Palau de Cerveró opens exhibition on doctor Mariano Esteban Gil

  • Press Office
  • October 29th, 2018
 
Mariano Esteban Gil.
Mariano Esteban Gil.

The Palau de Cerveró opens this Tuesday, October 30, an exhibition about the doctor Mariano Esteban Gil, specialist in digestive pathology. The opening will take place at 6 pm in the conference room (first floor) of the Palau de Cerveró.

Mariano Esteban's family made a donation of his bibliographic and archival legacy at the Historicomedical Library Vicente Peset Llorca, which has been incorporated into the 'Finds' catalog and can be consulted by anyone interested. It consists of more than 500 records, including its medical archive, which includes clinical stories, graphic material related to its work (x-rays, plates, photographs) and work drafts it published.

 

The professors of the Department of History of Science and Documentation María José Báguena and José Luis Fresquet have made a selection of the main materials of this donation, which are now exhibited at the Institute of History of Medicine and Science López Piñero.

 

Mariano Esteban Gil (Valencia, 1904-Valencia, 1977) took a degree in the Faculty of Medicine of Valencia, where he graduated in 1927. A year later he read his doctoral thesis entitled 'Contribution to the study of Farhaeus' reaction and his results in Crenology ', he later completed his training with Dr.

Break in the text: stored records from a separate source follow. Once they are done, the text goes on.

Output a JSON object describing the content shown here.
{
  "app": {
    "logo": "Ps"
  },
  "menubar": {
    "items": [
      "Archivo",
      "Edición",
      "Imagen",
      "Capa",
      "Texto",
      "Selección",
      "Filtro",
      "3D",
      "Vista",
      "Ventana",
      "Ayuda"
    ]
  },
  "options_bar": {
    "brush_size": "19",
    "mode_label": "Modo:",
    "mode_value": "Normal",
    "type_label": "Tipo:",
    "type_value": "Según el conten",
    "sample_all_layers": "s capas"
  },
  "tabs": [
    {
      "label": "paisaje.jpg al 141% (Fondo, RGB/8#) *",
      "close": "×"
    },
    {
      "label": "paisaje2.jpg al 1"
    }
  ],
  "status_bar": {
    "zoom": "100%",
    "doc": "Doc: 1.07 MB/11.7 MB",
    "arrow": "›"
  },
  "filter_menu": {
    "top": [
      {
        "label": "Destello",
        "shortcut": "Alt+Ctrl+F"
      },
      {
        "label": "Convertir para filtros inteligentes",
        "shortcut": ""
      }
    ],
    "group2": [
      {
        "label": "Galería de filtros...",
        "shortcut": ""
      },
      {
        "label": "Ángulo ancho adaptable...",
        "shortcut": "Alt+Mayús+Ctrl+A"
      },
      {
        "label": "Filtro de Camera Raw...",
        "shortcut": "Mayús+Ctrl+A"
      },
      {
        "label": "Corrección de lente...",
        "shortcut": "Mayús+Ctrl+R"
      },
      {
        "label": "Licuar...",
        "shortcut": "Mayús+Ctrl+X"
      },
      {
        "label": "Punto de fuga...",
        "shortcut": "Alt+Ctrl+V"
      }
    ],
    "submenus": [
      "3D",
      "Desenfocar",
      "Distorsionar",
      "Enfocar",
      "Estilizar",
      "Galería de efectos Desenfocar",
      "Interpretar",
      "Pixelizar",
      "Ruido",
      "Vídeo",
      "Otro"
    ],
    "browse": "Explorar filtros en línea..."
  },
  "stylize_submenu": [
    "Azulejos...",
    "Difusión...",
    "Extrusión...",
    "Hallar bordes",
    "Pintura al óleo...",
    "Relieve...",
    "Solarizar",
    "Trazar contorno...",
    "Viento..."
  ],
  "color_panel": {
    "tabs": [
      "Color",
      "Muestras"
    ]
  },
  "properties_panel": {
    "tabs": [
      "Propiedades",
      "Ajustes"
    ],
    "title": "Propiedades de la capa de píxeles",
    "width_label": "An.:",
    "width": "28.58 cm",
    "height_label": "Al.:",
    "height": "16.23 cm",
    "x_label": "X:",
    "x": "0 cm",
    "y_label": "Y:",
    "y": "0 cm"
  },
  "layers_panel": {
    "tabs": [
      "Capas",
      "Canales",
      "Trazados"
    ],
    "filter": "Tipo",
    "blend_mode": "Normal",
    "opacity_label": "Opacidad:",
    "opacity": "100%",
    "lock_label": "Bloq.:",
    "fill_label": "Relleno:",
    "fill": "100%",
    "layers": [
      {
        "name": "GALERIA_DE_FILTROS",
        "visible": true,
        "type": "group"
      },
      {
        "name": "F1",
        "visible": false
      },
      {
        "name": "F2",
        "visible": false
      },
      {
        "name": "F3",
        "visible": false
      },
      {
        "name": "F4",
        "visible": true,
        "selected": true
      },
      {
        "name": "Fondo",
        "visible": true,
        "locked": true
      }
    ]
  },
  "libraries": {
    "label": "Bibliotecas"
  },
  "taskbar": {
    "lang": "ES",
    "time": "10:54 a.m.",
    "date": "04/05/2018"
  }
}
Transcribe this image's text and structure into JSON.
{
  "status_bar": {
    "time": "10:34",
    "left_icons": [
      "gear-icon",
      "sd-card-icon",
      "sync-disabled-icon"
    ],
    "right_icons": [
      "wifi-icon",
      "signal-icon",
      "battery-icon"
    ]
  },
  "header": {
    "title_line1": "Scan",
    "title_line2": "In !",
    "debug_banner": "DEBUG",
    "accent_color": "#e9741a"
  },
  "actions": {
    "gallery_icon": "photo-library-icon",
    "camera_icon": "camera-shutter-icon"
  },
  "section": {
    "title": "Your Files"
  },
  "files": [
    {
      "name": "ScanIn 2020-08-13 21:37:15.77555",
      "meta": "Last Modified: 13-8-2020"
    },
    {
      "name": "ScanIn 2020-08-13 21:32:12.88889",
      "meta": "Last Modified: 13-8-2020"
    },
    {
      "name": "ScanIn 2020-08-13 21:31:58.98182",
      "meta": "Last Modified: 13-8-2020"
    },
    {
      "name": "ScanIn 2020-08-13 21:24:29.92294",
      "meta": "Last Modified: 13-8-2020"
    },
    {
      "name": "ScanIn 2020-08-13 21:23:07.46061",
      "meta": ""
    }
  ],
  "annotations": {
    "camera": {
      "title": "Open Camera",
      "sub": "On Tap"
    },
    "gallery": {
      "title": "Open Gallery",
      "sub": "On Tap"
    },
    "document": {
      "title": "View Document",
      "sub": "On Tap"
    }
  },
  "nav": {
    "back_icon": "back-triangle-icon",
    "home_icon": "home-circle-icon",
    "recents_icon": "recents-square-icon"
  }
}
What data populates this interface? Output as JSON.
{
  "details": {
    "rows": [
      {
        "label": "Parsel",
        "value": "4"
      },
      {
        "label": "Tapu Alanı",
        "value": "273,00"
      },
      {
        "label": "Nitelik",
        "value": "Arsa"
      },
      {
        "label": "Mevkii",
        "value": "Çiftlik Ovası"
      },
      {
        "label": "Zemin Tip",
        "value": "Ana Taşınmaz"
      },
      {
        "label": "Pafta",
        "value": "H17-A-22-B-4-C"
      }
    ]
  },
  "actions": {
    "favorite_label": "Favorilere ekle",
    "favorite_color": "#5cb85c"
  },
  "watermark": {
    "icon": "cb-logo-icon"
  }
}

Abilio García Baró in the digestive diseases service of the Valdecilla Health House in Santander. He also trained in Paris, in the hospitals of the Salpetrière, Hôtel Dieu and Vaugirard.

 

On his return to Valencia, he won the position of doctor of the municipal body of Charity and entered as assistant of practical classes in the Chair of Medical Pathology A of the Faculty of Valencian Medicine led by Fernando Rodríguez Fornos, placed in the which stayed in 1939 with José Almela Guillén and in 1953 with Manuel Valdés Ruiz. He received a Cajal scholarship from the Superior Council for Scientific Research.

 

In 1956 he obtained the Prefecture of the Gastroenterology Service of the Municipal Polyclinic Institute of Valencia and was part of the Municipal Health Board of the City Council. Later, he was Head of the Room at the Digestive Service of the Provincial Hospital of Valencia. He held the presidency of the Valencian Society of Digestive Pathology between 1964 and 1966 and was a founding member in 1967 of the Spanish Association of Hepatology.

 

On December 5, 1972, he entered the Royal Academy of Medicine of Valencia with the speech entitled 'Islamic Antecedents of the bromatology of the Valencian Country', in which he stressed the use of rice by Arabs as food in patients of the digestive tract.

 

Among his publications, his contributions to the study of sideremia in digestive diseases and the electrophoresis of gastric juice stand out.